Sometimes the Cowboy summoned Death with the call of a gunshot. Sometimes he made Death offerings slung in rope over the nearest tree. Sometimes he delivered to Death in the nearest county jail.
Their partnership spanned many long years. The Cowboy collected bounties; Death collected outlaws.
Overhead, the stars turned and the night withered. Death and the Cowboy watched the fire burn low, its embers sizzling, flaring with their final breath.
“Do you have any questions?”
“She’ll be okay.”
The Cowboy finally lifted his eyes from the flames, flicked up the brim of his hat with a crooked thumb, and studied the weary weathered lines on Death’s final face. He saw Beau’s boyish grin; he felt his father’s heavy hand; he softened at Maria’s azure eyes.

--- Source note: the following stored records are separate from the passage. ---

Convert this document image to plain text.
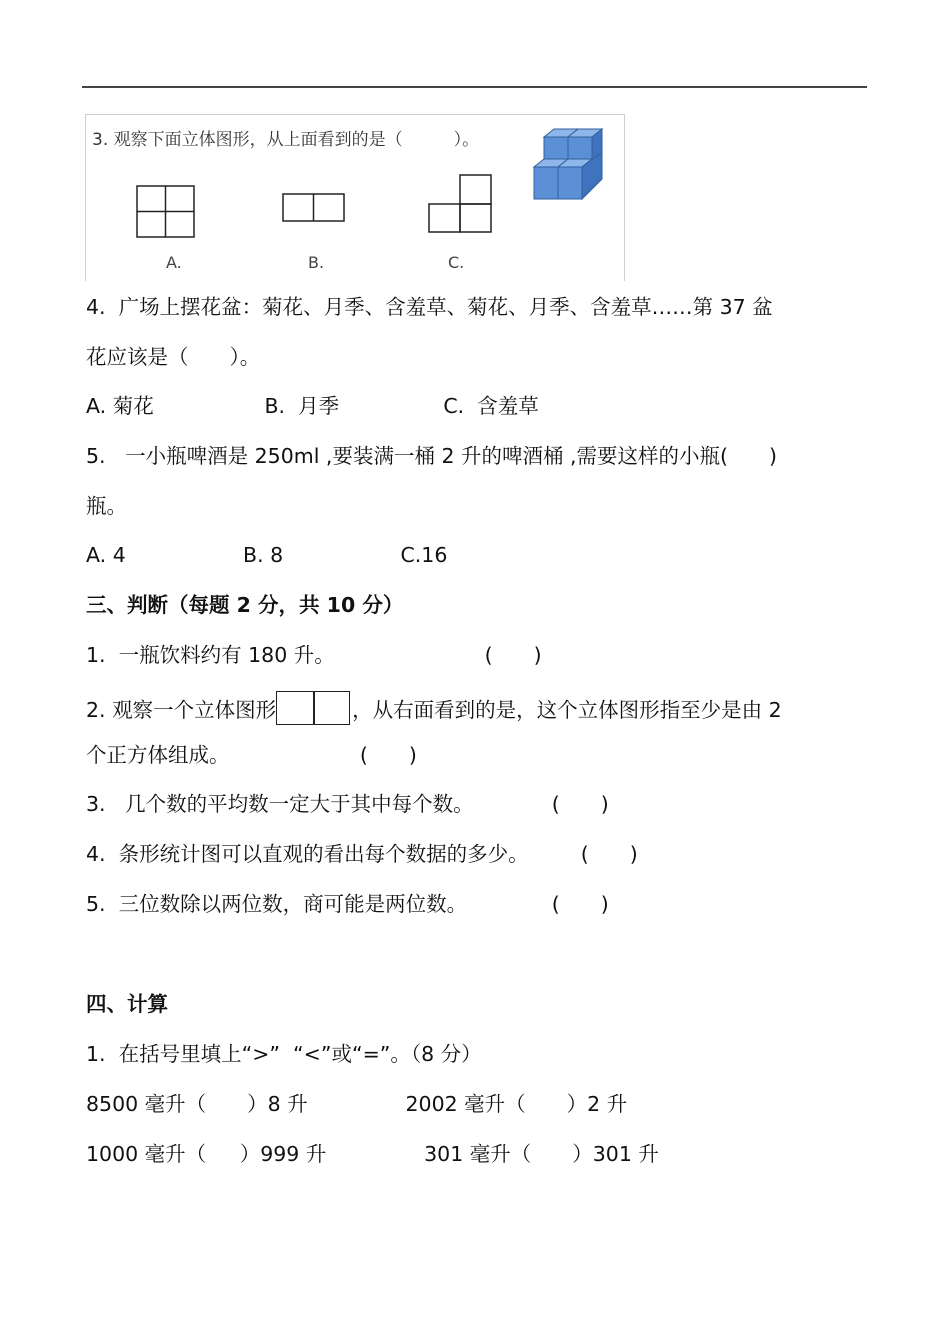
3. 观察下面立体图形，从上面看到的是（　　　）。
A.	B.	C.
4.  广场上摆花盆：菊花、月季、含羞草、菊花、月季、含羞草……第 37 盆
花应该是（　　）。
A. 菊花                 B.  月季                C.  含羞草
5.   一小瓶啤酒是 250ml ,要装满一桶 2 升的啤酒桶 ,需要这样的小瓶(　　)
瓶。
A. 4                  B. 8                  C.16
三、判断（每题 2 分，共 10 分）
1.  一瓶饮料约有 180 升。                       (　　)
2. 观察一个立体图形	，从右面看到的是，这个立体图形指至少是由 2
个正方体组成。                    (　　)
3.   几个数的平均数一定大于其中每个数。            (　　)
4.  条形统计图可以直观的看出每个数据的多少。        (　　)
5.  三位数除以两位数，商可能是两位数。             (　　)
四、计算
1.  在括号里填上“>”  “<”或“=”。（8 分）
8500 毫升（　　）8 升               2002 毫升（　　）2 升
1000 毫升（　  ）999 升               301 毫升（　　）301 升
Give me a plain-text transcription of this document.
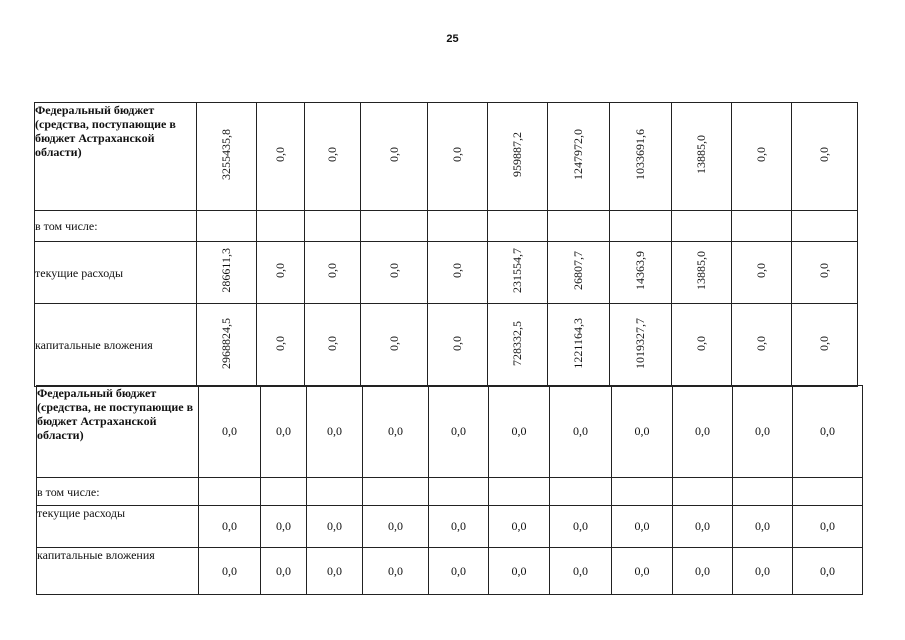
25
Федеральный бюджет (средства, поступающие в бюджет Астраханской области)	3255435,8	0,0	0,0	0,0	0,0	959887,2	1247972,0	1033691,6	13885,0	0,0	0,0
в том числе:											
текущие расходы	286611,3	0,0	0,0	0,0	0,0	231554,7	26807,7	14363,9	13885,0	0,0	0,0
капитальные вложения	2968824,5	0,0	0,0	0,0	0,0	728332,5	1221164,3	1019327,7	0,0	0,0	0,0
Федеральный бюджет (средства, не поступающие в бюджет Астраханской области)	0,0	0,0	0,0	0,0	0,0	0,0	0,0	0,0	0,0	0,0	0,0
в том числе:											
текущие расходы	0,0	0,0	0,0	0,0	0,0	0,0	0,0	0,0	0,0	0,0	0,0
капитальные вложения	0,0	0,0	0,0	0,0	0,0	0,0	0,0	0,0	0,0	0,0	0,0
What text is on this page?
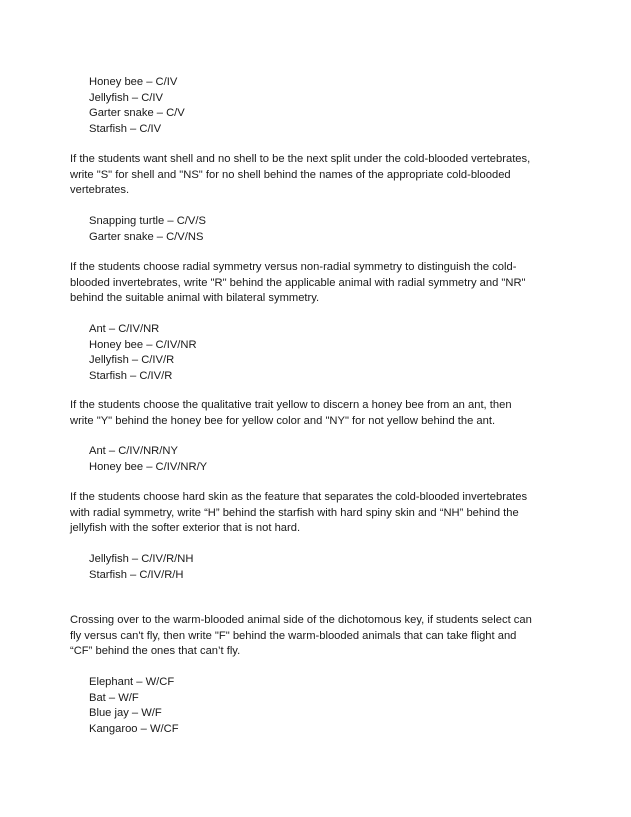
Honey bee – C/IV
Jellyfish – C/IV
Garter snake – C/V
Starfish – C/IV
If the students want shell and no shell to be the next split under the cold-blooded vertebrates,
write "S" for shell and "NS" for no shell behind the names of the appropriate cold-blooded
vertebrates.
Snapping turtle – C/V/S
Garter snake – C/V/NS
If the students choose radial symmetry versus non-radial symmetry to distinguish the cold-
blooded invertebrates, write "R" behind the applicable animal with radial symmetry and "NR"
behind the suitable animal with bilateral symmetry.
Ant – C/IV/NR
Honey bee – C/IV/NR
Jellyfish – C/IV/R
Starfish – C/IV/R
If the students choose the qualitative trait yellow to discern a honey bee from an ant, then
write "Y" behind the honey bee for yellow color and "NY" for not yellow behind the ant.
Ant – C/IV/NR/NY
Honey bee – C/IV/NR/Y
If the students choose hard skin as the feature that separates the cold-blooded invertebrates
with radial symmetry, write “H” behind the starfish with hard spiny skin and “NH” behind the
jellyfish with the softer exterior that is not hard.
Jellyfish – C/IV/R/NH
Starfish – C/IV/R/H
Crossing over to the warm-blooded animal side of the dichotomous key, if students select can
fly versus can't fly, then write "F" behind the warm-blooded animals that can take flight and
“CF” behind the ones that can’t fly.
Elephant – W/CF
Bat – W/F
Blue jay – W/F
Kangaroo – W/CF
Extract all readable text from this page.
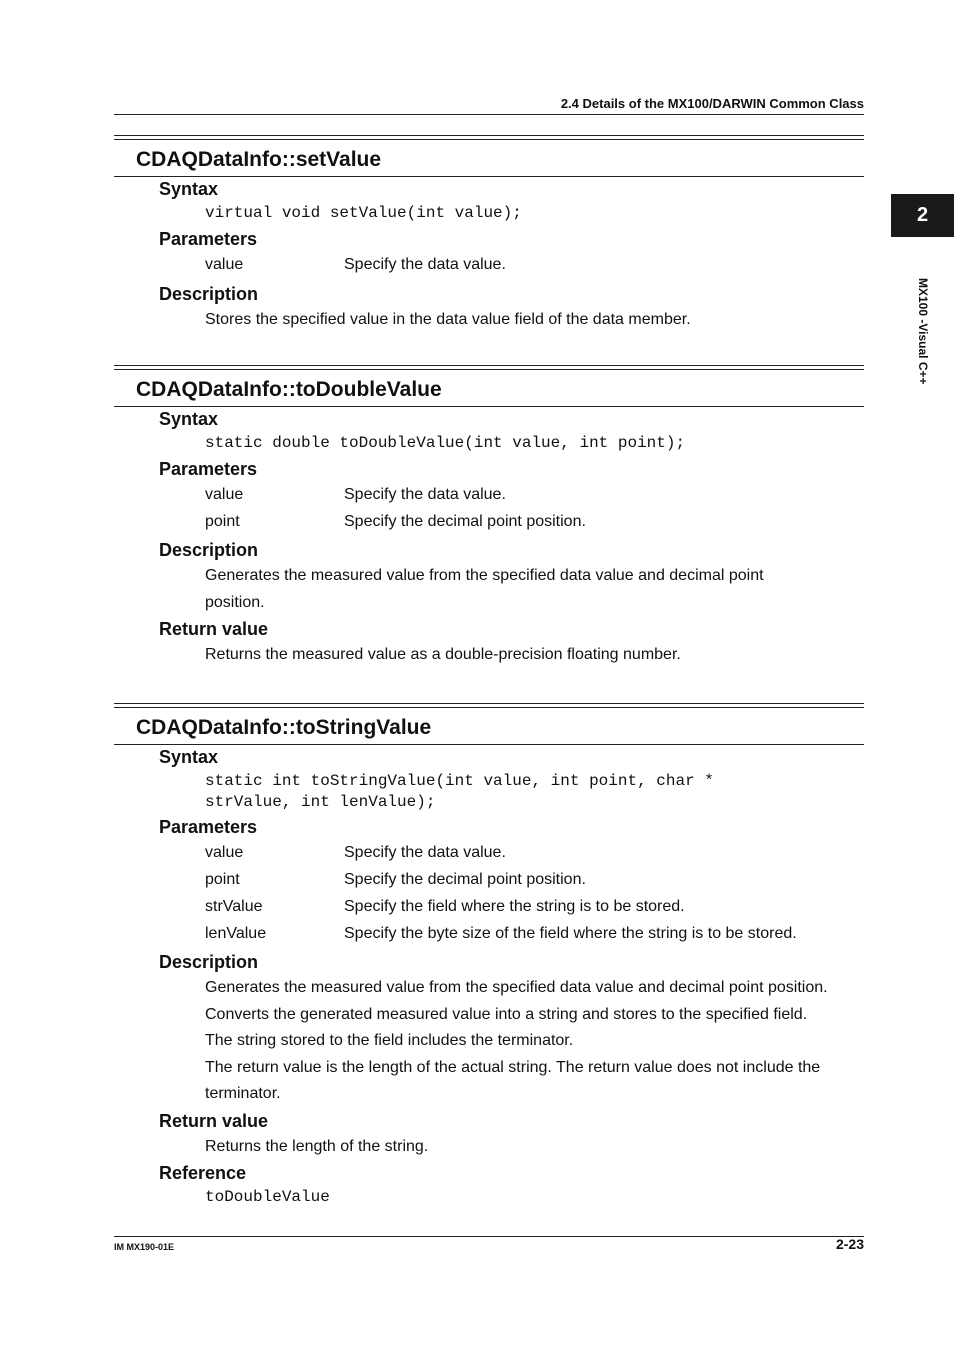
2.4 Details of the MX100/DARWIN Common Class
2
MX100 -Visual C++
CDAQDataInfo::setValue
Syntax
virtual void setValue(int value);
Parameters
value	Specify the data value.
Description
Stores the specified value in the data value field of the data member.
CDAQDataInfo::toDoubleValue
Syntax
static double toDoubleValue(int value, int point);
Parameters
value	Specify the data value.
point	Specify the decimal point position.
Description
Generates the measured value from the specified data value and decimal point position.
Return value
Returns the measured value as a double-precision floating number.
CDAQDataInfo::toStringValue
Syntax
static int toStringValue(int value, int point, char *
strValue, int lenValue);
Parameters
value	Specify the data value.
point	Specify the decimal point position.
strValue	Specify the field where the string is to be stored.
lenValue	Specify the byte size of the field where the string is to be stored.
Description
Generates the measured value from the specified data value and decimal point position. Converts the generated measured value into a string and stores to the specified field. The string stored to the field includes the terminator.
The return value is the length of the actual string. The return value does not include the terminator.
Return value
Returns the length of the string.
Reference
toDoubleValue
IM MX190-01E	2-23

The Cowboy nodded. Without hurry, he clambered to his feet as best as his saddle-bent legs allowed. He tipped the flask heavenward and savored the burn in his chest. The horse’s ears twitched sadly back and forth as she was brushed, unbridled, and set loose into the night.
Death waited patiently as he made his final arrangements.
When there was nothing left to do and nothing left say, Death and the Cowboy abandoned the smoldering circle of ash and disappeared into the dying dark of the west, day dawning at their backs.